CS negotiators may also use other rhetorical deceptions and logical fallacies to gain the "upper hand", e.g. ad hominem attacks, guilt by association, and so on.

To the extent that this style of negotiation disregards objective evidence and the common good, it is essentially psychopathic in nature.

surface similarities

It should be noted that carrot-and-stick negotiator (CN) can often seem superficially like a rational negotiator (RN). Despite the CN's ultimate disinterest in facts, s/he is often quite aware of their persuasive effect on other people, and will thus take them seriously as elements worthy of discussion. The difference is subtle on the surface, but may become apparent via such clues as (for example) a CN's disinterest in the details of a fact, or belief that two facts are equally persuasive when there is far less evidence for one than for the other.
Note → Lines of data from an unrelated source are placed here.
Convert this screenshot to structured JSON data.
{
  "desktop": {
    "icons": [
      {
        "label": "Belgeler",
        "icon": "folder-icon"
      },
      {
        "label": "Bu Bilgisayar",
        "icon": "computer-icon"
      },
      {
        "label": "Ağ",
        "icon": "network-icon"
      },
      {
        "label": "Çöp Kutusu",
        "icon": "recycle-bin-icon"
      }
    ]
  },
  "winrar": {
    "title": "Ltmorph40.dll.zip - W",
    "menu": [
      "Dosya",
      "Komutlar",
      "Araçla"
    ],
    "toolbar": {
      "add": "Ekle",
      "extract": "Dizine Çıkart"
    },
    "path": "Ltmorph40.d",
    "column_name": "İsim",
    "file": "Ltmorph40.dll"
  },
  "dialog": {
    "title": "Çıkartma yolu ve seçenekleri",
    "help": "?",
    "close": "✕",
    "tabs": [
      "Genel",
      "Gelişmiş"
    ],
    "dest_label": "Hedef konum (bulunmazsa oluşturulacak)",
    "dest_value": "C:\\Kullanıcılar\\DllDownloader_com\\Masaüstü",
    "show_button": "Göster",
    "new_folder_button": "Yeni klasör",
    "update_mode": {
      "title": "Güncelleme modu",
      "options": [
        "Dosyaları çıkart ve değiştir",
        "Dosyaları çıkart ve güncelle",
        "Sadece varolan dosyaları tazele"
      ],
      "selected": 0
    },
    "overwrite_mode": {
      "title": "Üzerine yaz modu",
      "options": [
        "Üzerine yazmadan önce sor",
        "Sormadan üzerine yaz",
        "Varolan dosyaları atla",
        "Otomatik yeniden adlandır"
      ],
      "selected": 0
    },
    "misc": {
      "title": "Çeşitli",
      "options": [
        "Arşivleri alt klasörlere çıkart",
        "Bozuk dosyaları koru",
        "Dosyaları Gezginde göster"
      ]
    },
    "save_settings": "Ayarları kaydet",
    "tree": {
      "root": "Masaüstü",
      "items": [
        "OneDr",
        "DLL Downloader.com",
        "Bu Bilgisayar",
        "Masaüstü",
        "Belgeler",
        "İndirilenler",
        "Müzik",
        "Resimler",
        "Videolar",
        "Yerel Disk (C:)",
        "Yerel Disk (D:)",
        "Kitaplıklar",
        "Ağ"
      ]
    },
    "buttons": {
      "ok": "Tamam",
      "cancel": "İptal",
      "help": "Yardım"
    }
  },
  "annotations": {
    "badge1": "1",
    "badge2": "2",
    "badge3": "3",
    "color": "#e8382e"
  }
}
By the same token, a genuine rational negotiator (RN) may seem to be paying more attention to how a fact is popularly perceived than what it actually means, but this could easily be due to the necessity of convincing other (less well-informed or less rational) people that the rational course of action is in their best interest.

effects

The correlation between this type of thinking negotiation and a disproportionate emphasis on popular opinion over objective fact may explain why so many people in positions of power seem to have so little grasp of reality (and why a disproportionate number of them seem to tend towards psychopathic behavior).